‘Life is way more fun when you’re clean’: Local author Michele Kirsch on her prize-winning memoir about addiction

Hackney author Michele Kirsch. Photograph: courtesy of Short Books

Local author Michele Kirsch has been awarded the prestigious 2020 Royal Society of Literature Christopher Bland Prize for her memoir Clean: A Story of Addiction, Recovery and the Removal of Stubborn Stains.

The judges of the prize, which is given annually to debut writers over the age of 50, commended the author’s “honest, unflinching self-reflection” and praised the book for being “beautifully crafted and written, filled with darkness and light, compelling”.

The Citizen caught up with Kirsch to talk about her writing.

HC: How did living in Hackney shape the events you describe in the latter part of Clean

MK: Hackney at the time was a fantastic place to get drugs, but also a fantastic place to get off drugs. The support systems in place, the Hackney Drugs and Alcohol Team, got me into a rehab in Bournemouth and that saved my life. When I got out of the centre, off drugs for the first time in years, I had forgotten how to do life not on drugs. Everything felt loud and brash and hyperreal, because I had no chemical cosh, and that was great, but also terrifying. Just going down Ridley Road Market, all the sights and colours and sounds and smells and weird vegetables and luridly coloured cows’ feet, was more like being on drugs than not. Everything felt more like Christmas, only, all the time.

This absolutely kind and gentle man, Jeremy, met me outside the day centre of the Spitalfields Crypt Trust, a place called The New Hanbury Project, which was a sort of hub of activity and support for people in recovery. I made some fantastic friends there, did some classes, even made a magazine, The Accidental Hipster, for them. When I stopped being a client, I started at some point to clean the premises, three days a week. That was hard, physically, but I found great peace there, pushing the mop round very early in the morning, before most people were up. I also cleaned parts of the Shoreditch Church building, and I would always pause and have a little pray. It brought me great serenity. I used to have chats with another early starter, the computer teacher at the Hanbury, Patrick. One day, he looked genuinely puzzled and asked me, “Why are you doing this?” He meant the job, and not that he was belittling the job, or me, but he was trying to tell me that I was capable of something I might find a bit more rewarding. There’s nothing at all wrong with cleaning. It’s good, honest work, and when you finish, you sleep the sleep of the just. But I think I knew it was not what I wanted to do the rest of my working life. Also, I wasn’t that good at it.

HC: Do you think this book has helped others who have gone through similar experiences?

MK: It’s too early to say if the book has helped other people in a similar situation, but that is a hope. There is a lot of good will around this book. People write to me and tell me they laughed, they cried. My book is kind of a weird hybrid of a recovery memoir and a bad cleaning manual, and I think in parts it is funny. That was my intention, to write about these things but not in a relentlessly miserable way. But that’s also a reflection of the recovery process itself. Life is way more fun, and funny, when you are clean. 

Michele Kirsch as a child. Photograph: courtesy of Short Books

HC: Your book is both inspiring and harrowing. Was it difficult to find the courage to reveal so much about yourself?
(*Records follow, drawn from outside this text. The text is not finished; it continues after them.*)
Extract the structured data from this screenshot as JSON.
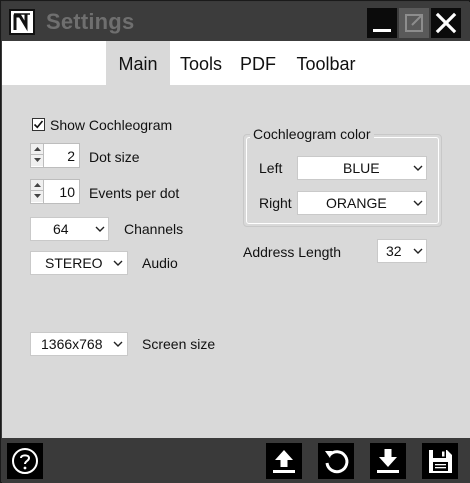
{
  "window": {
    "title": "Settings"
  },
  "tabs": [
    {
      "label": "Main",
      "active": true
    },
    {
      "label": "Tools",
      "active": false
    },
    {
      "label": "PDF",
      "active": false
    },
    {
      "label": "Toolbar",
      "active": false
    }
  ],
  "main": {
    "show_cochleogram": {
      "label": "Show Cochleogram",
      "checked": true
    },
    "dot_size": {
      "value": "2",
      "label": "Dot size"
    },
    "events_per_dot": {
      "value": "10",
      "label": "Events per dot"
    },
    "channels": {
      "value": "64",
      "label": "Channels"
    },
    "audio": {
      "value": "STEREO",
      "label": "Audio"
    },
    "screen_size": {
      "value": "1366x768",
      "label": "Screen size"
    },
    "cochleogram_color": {
      "title": "Cochleogram color",
      "left": {
        "label": "Left",
        "value": "BLUE"
      },
      "right": {
        "label": "Right",
        "value": "ORANGE"
      }
    },
    "address_length": {
      "label": "Address Length",
      "value": "32"
    }
  },
  "bottom_bar": {
    "icons": [
      "help-icon",
      "upload-icon",
      "reset-icon",
      "download-icon",
      "save-icon"
    ]
  },
  "colors": {
    "titlebar": "#3c3c3c",
    "content_bg": "#d9d9d9",
    "active_tab_bg": "#d9d9d9",
    "button_bg": "#000000"
  }
}
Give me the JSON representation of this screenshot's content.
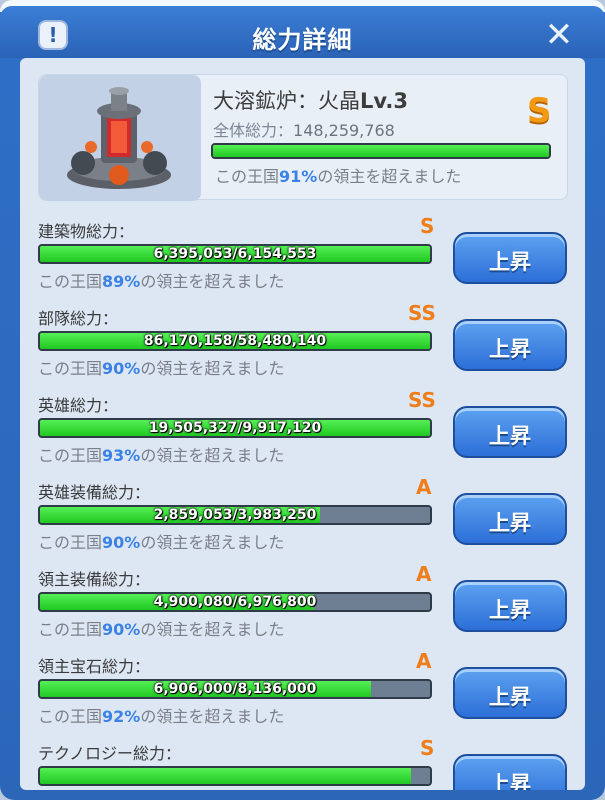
{
  "header": {
    "title": "総力詳細",
    "info_label": "!",
    "close_label": "✕"
  },
  "building": {
    "name": "大溶鉱炉：火晶",
    "level": "Lv.3",
    "grade": "S",
    "total_label": "全体総力：",
    "total_value": "148,259,768",
    "progress": 1.0,
    "rank_prefix": "この王国",
    "rank_pct": "91%",
    "rank_suffix": "の領主を超えました"
  },
  "button_label": "上昇",
  "stats": [
    {
      "label": "建築物総力：",
      "grade": "S",
      "value": "6,395,053/6,154,553",
      "progress": 1.0,
      "rank_prefix": "この王国",
      "rank_pct": "89%",
      "rank_suffix": "の領主を超えました"
    },
    {
      "label": "部隊総力：",
      "grade": "SS",
      "value": "86,170,158/58,480,140",
      "progress": 1.0,
      "rank_prefix": "この王国",
      "rank_pct": "90%",
      "rank_suffix": "の領主を超えました"
    },
    {
      "label": "英雄総力：",
      "grade": "SS",
      "value": "19,505,327/9,917,120",
      "progress": 1.0,
      "rank_prefix": "この王国",
      "rank_pct": "93%",
      "rank_suffix": "の領主を超えました"
    },
    {
      "label": "英雄装備総力：",
      "grade": "A",
      "value": "2,859,053/3,983,250",
      "progress": 0.718,
      "rank_prefix": "この王国",
      "rank_pct": "90%",
      "rank_suffix": "の領主を超えました"
    },
    {
      "label": "領主装備総力：",
      "grade": "A",
      "value": "4,900,080/6,976,800",
      "progress": 0.702,
      "rank_prefix": "この王国",
      "rank_pct": "90%",
      "rank_suffix": "の領主を超えました"
    },
    {
      "label": "領主宝石総力：",
      "grade": "A",
      "value": "6,906,000/8,136,000",
      "progress": 0.849,
      "rank_prefix": "この王国",
      "rank_pct": "92%",
      "rank_suffix": "の領主を超えました"
    },
    {
      "label": "テクノロジー総力：",
      "grade": "S",
      "value": "",
      "progress": 0.95,
      "rank_prefix": "",
      "rank_pct": "",
      "rank_suffix": ""
    }
  ],
  "colors": {
    "accent": "#3b82e6",
    "grade": "#ee7d1a",
    "bar_fill": "#21c821"
  }
}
MK: I did wonder about what to hold back, in terms of potentially hurting people in my life, upsetting them.  To me, revealing stuff is not an act of courage but one of potential redemption. You know, ‘This is why I was such an arsehole, at this time’. It was a protracted explanation and also, I hope, an apology.  I don’t think I was nasty about anyone, but friends and family may have found stuff out, through the book, that they didn’t actually know. I did run a few things by my family before I pressed ‘Send’ because I had hurt them enough in real life – I didn’t want to sock it to them again, in the book. My sister couldn’t read past a bit with a sexual assault, and I told her, ‘Carry on with it, it (not the assault) gets funny’, but she didn’t. Also, hugely important, I did not want to upset any of my former cleaning clients. They gave me work when I needed work and I wasn’t even all that good at cleaning. So it was not my intention to upset them.  

HC: What are you working on now?

MK: I am currently working on a novel set in 1977 in New York City, the worst summer ever but also darkly exciting. Everything that could go wrong did go wrong that summer, but if you lived through it, you remember it fondly. The city was sort of going to hell but those along for the ride thought, ‘This might be fun’. Part of the RSL prize I won for Clean is a writing retreat in France or Ireland, so I hope to get loads of work done on it when I go. 

Clean: A Story of Addiction, Recovery and the Removal of Stubborn Stains by Michele Kirsch is published by Short Books. ISBN: 9-781780-723815. RRP: £12.99.